How to insert the content of a file into another file before a pattern

I have a file Afile :
<start>
<memory>
<hdd>10</hdd>
<hdc>40</hdc>
</memory>
<storage>
<disk>
<disk1>firstname</disk1>
</disk>
<disk>
<disk1>secondname</disk1>
</disk>
<map>
<code>1</code>
</map>
<map>
<code>2</code>
</map>
</storage>
</start>
I have the second file Bfile:
<disk>
<disk1>thirdname</disk1>
</disk>
How using sed I can insert content of Bfile into Afile. So finally I need to have the following file:
<start>
<memory>
<hdd>10</hdd>
<hdc>40</hdc>
</memory>
<storage>
<disk>
<disk1>firstname</disk1>
</disk>
<disk>
<disk1>secondname</disk1>
</disk>
<disk>
<disk1>thirdname</disk1>
</disk>
<map>
<code>1</code>
</map>
<map>
<code>2</code>
</map>
</storage>
</start>
So it should be inserted after the last pattern. When I use the following command I get the following result:
sed -e '/disk>/rBfile' Afile
<start>
<memory>
<hdd>10</hdd>
<hdc>40</hdc>
</memory>
<storage>
<disk>
<disk1>firstname</disk1>
</disk>
<disk>
<disk1>thirdname</disk1>
</disk>
<disk>
<disk1>secondname</disk1>
</disk>
<disk>
<disk1>thirdname</disk1>
</disk>
<map>
<code>1</code>
</map>
<map>
<code>2</code>
</map>
</storage>
</start>
So it put the content of Bfile after each occurence of "disk>". I need just the last occurence. How to change the command?
XML (like structured data in general) shouldn't be handled with plain-text tools like awk and sed except in very special cases because nobody expects XML tools to break if newlines change places or spaces are inserted/removed in benign places.
Instead, I'd use Python, which has an XML parser in its standard library:
#!/usr/bin/python
import xml.etree.ElementTree as ET;
import sys;
# file names taken from command line arguments.
target = ET.parse(sys.argv[1]);
insert = ET.parse(sys.argv[2]);
# Interesting part here:
target.getroot().find("./storage").append(insert.getroot())
# to write to a file, use target.write('output.xml')
ET.dump(target)
Call that as
python foobar.py fileA fileB
I didn't manage to do that in a single line so i made a sed script.
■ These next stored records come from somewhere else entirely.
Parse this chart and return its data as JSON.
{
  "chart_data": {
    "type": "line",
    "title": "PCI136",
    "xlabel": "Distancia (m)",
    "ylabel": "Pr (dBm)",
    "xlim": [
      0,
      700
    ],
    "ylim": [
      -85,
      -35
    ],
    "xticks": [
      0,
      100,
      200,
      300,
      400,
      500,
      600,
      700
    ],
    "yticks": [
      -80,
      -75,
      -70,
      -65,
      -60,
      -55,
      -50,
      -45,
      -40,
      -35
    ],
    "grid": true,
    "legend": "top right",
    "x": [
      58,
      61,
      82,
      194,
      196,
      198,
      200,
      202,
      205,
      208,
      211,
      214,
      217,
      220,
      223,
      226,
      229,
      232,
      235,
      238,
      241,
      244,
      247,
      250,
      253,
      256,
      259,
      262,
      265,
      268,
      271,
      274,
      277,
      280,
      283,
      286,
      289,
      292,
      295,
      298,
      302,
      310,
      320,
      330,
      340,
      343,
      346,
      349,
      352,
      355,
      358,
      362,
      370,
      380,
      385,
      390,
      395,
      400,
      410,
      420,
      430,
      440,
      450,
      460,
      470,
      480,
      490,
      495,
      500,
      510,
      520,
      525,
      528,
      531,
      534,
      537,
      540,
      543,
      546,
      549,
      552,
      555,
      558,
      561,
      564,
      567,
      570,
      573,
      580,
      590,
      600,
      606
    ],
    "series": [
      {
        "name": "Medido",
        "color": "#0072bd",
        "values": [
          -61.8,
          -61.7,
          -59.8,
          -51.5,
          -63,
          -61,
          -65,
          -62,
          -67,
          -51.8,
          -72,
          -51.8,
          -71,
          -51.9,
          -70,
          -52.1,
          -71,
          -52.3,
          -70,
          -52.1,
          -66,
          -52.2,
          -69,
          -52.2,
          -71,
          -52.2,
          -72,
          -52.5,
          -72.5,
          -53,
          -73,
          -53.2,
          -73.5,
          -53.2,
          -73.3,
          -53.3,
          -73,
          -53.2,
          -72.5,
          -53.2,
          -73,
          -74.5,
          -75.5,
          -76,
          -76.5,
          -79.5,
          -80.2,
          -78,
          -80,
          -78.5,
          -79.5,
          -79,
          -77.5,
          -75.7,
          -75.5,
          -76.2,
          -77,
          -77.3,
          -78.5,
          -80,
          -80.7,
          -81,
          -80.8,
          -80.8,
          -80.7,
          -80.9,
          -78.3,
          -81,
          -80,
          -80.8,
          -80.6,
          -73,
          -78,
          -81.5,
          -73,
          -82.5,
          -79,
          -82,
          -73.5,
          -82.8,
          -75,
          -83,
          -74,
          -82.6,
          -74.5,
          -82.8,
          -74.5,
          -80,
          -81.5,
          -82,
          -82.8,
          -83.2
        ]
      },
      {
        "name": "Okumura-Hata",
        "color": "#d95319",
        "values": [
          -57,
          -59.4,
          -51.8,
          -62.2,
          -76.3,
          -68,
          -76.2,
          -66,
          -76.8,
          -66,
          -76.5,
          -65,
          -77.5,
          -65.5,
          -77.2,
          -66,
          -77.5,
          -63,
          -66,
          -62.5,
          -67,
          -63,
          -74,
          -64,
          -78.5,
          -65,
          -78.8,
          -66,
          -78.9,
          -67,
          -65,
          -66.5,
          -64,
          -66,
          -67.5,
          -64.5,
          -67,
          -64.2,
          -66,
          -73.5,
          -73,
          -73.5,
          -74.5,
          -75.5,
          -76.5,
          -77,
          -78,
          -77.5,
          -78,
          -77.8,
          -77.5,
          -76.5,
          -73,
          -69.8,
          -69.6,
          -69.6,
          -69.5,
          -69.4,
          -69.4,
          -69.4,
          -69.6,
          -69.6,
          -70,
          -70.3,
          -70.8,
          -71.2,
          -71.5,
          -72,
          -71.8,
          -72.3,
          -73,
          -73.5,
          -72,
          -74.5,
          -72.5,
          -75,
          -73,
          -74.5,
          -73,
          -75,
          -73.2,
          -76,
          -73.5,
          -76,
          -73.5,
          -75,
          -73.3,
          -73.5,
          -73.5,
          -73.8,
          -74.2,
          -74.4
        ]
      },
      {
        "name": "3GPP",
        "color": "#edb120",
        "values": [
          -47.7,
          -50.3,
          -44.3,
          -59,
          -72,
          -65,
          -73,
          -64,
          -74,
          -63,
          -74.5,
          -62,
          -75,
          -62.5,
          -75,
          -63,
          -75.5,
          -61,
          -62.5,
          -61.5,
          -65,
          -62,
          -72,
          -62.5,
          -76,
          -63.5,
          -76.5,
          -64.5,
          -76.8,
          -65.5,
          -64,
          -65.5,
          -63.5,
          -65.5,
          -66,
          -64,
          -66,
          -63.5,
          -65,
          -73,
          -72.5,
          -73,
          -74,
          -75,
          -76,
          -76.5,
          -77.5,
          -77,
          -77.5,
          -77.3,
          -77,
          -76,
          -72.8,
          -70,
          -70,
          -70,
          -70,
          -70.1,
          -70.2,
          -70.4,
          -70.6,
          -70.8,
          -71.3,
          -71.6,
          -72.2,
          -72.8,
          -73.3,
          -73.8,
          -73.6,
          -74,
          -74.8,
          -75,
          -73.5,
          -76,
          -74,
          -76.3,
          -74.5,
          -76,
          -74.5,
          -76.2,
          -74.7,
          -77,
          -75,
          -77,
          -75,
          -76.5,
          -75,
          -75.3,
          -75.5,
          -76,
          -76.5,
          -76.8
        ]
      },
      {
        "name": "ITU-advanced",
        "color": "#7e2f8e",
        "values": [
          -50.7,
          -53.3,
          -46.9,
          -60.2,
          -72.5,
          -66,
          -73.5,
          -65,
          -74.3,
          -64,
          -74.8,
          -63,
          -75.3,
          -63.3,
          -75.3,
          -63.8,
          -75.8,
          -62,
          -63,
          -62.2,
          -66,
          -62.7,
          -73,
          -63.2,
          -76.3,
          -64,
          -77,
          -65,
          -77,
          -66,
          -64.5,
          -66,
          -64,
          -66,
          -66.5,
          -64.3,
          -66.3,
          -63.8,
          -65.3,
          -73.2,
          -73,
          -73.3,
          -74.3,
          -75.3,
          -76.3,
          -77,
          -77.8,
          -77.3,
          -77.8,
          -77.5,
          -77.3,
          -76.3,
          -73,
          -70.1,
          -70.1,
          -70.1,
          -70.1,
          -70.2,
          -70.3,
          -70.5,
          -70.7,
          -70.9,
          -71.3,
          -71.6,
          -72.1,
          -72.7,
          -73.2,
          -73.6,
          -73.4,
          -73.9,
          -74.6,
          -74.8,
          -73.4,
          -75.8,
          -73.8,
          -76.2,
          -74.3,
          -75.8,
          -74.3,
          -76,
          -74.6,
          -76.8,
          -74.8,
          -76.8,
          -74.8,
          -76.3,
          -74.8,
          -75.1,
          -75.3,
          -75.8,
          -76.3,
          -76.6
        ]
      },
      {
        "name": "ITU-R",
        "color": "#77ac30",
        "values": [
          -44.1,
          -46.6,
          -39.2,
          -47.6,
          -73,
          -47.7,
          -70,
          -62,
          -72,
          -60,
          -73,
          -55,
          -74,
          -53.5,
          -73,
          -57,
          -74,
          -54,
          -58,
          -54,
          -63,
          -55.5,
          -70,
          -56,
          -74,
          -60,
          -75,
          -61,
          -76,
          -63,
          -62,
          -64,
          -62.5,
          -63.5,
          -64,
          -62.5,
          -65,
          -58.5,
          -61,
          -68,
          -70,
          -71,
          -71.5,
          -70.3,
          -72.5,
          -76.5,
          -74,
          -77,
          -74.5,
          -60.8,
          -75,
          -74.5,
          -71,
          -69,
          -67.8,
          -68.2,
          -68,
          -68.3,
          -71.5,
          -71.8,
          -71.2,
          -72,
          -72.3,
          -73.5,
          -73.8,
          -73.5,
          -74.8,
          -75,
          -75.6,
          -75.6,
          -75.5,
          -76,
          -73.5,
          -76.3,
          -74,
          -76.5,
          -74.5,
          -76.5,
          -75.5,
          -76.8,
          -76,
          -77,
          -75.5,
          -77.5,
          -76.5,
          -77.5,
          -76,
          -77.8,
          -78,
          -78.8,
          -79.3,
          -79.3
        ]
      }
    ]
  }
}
The problem is that the r command will not work if there are chars after the file name so it needs to be on it's own line.
#!/bin/sed -f
/<\/disk>/{
:a
n
s/disk/disk/
t a
h
r bbb
g
N
}
You can then call it like this :
sed -f sedscript Afile
if limited by storage (first sample given)
sed '\#</storage># {r Bfile
N;} ' Afile
if last disk in storage (like this edited version of the request)
sed '1;\#<storage>#{1h;1!H
\#<storage># {g
s#^\(.*\n</disk>\).*#\1#p
r Bfile
G;N
s/^\(.*\)\1\(.*\)/\2/
}
}' Afile
Normaly sed script loop to next line after a r action (and does not read rest of script for this line) but with a N after, it continue AND keep the line in buffer for action (in this case with the next one).
So only works IF there is a line after storage (could add a test before with a if/the/else action in this case)
Just to add some examples using AWK.
Assuming that we have:
afile:
<start>
<memory>
<hdd>10</hdd>
<hdc>40</hdc>
</memory>
<storage>
<disk>
<disk1>firstname</disk1>
</disk>
<disk>
<disk1>secondname</disk1>
</disk>
</storage>
</start>
and bfile:
<disk>
<disk1>thirdname</disk1>
</disk>
AWK using </storage> tag as reference:
awk '/^<\/storage>/{while(getline line<"bfile"){print line};print;next}1' afile
That will result in:
<start>
<memory>
<hdd>10</hdd>
<hdc>40</hdc>
</memory>
<storage>
<disk>
<disk1>firstname</disk1>
</disk>
<disk>
<disk1>secondname</disk1>
</disk>
<disk>
<disk1>thirdname</disk1>
</disk>
</storage>
</start>
But in case you REALLY need to look for </disk>, I would do something like:
awk -v n=4 '{print;}/<\/disk1>$/,/^<\/disk>/{m++}(m==n){n=0;while(getline l<"bfile"){print l}}' afile
In addition, you can also use xmllint to format the output for you:
awk -v n=4 '{print;}/<\/disk1>$/,/^<\/disk>/{m++}(m==n){n=0;while(getline l<"bfile"){print l}}' afile | xmllint --format --recover -
That will result in:
<start>
<memory>
<hdd>10</hdd>
<hdc>40</hdc>
</memory>
<storage>
<disk>
<disk1>firstname</disk1>
</disk>
<disk>
<disk1>secondname</disk1>
</disk>
<disk>
<disk1>thirdname</disk1>
</disk>
</storage>
</start>
If ed is an option (if the input file is not too big), it would be easier :
echo '/map/-1 r Bfile
wq' | ed Afile
This might work for you (GNU sed):
sed -e '/<disk>/,${/<disk>/,/<\/disk>/b;ecat fileb' -e ':a;n;ba}' filea
This restricts the sed commands to those lines beginning with <disk> to the end of the file. Within this range all complete <disk>/<\/disk> tags are printed as usual. The following line is where the file is to be inserted and using the sed evalute command the file is immediately inserted (rather than using the r command which inserts the file following the current pattern space). The rest of the file is then printed using a simple loop.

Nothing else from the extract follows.